Anatomy of an Occupation
By Robin of Berkeley:
If you’re wondering whether I was at Occupy Berkeley on October 15, the answer is no. I didn’t have to attend; every day around here is Occupy Berkeley.
Because every moment of every day, I am surrounded by people who believe the insanity spewed by the occupants of Occupy. When I listened to the well-crafted video produced by three intrepid, Bay Area tea partiers at Occupy Oakland, none of what I heard surprised me. I thought, “Just another day in Berkeley or Oakland.
Around here almost everyone thinks like these Marxist spewing militants. While in your neck of the woods random strangers may comment, “Nice day if it doesn’t rain,” around here the words would be, “Nice day for a revolution.”
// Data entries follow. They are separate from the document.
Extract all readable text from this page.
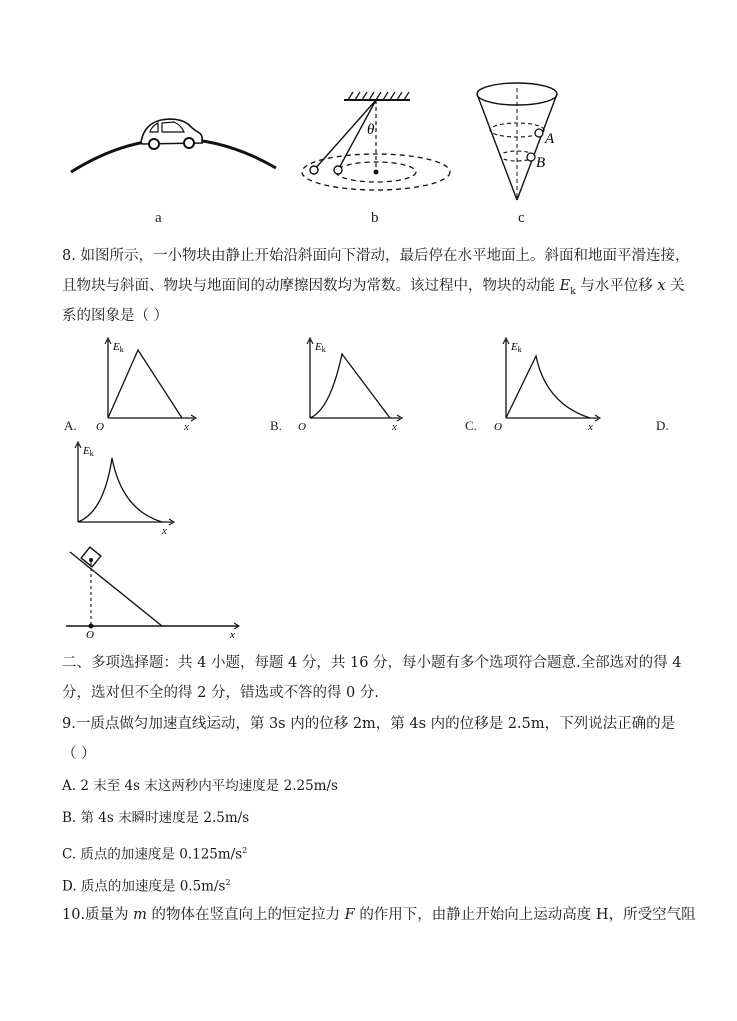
a
θ
b
A
B
c
8. 如图所示，一小物块由静止开始沿斜面向下滑动，最后停在水平地面上。斜面和地面平滑连接，
且物块与斜面、物块与地面间的动摩擦因数均为常数。该过程中，物块的动能 $E_k$ 与水平位移 x 关
系的图象是（ ）
Ek
O	x
A.
Ek
O	x
B.
Ek
O	x
C.	D.
Ek
x
O	x
二、多项选择题：共 4 小题，每题 4 分，共 16 分，每小题有多个选项符合题意.全部选对的得 4
分，选对但不全的得 2 分，错选或不答的得 0 分.
9.一质点做匀加速直线运动，第 3s 内的位移 2m，第 4s 内的位移是 2.5m，下列说法正确的是
（ ）
A. 2 末至 4s 末这两秒内平均速度是 2.25m/s
B. 第 4s 末瞬时速度是 2.5m/s
C. 质点的加速度是 $0.125m/s^2$
D. 质点的加速度是 $0.5m/s^2$
10.质量为 m 的物体在竖直向上的恒定拉力 F 的作用下，由静止开始向上运动高度 H，所受空气阻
While the video didn’t shock me, it did disturb. What troubled me wasn’t just how widespread is the diatribe, but that up until a few, short years ago, I believed all of it. Before Obama came on the scene, I could have been interviewed, mumbling and bumbling, just like those other frothing-at-the-mouth leftists.
I would also have parroted the Third-World loving party line. I too would have angrily and self-righteously proclaimed that the US was the root of all evil in the world.
To me, capitalism was bad, communism good (which I discovered after watching the handsome Warren Beatty in the sweeping thriller, Reds). I envied Cuba, home of the finest health care system in the world (thank you, Michael Moore). And I, like our current occupiers, ranted and raved about the racist, patriarchal, capitalist system with its millionaire fat cats (which I learned from reading books by those millionaire fat cats, Noam Chomsky, Al Franken, Gloria Steinem and the late Howard Zinn.)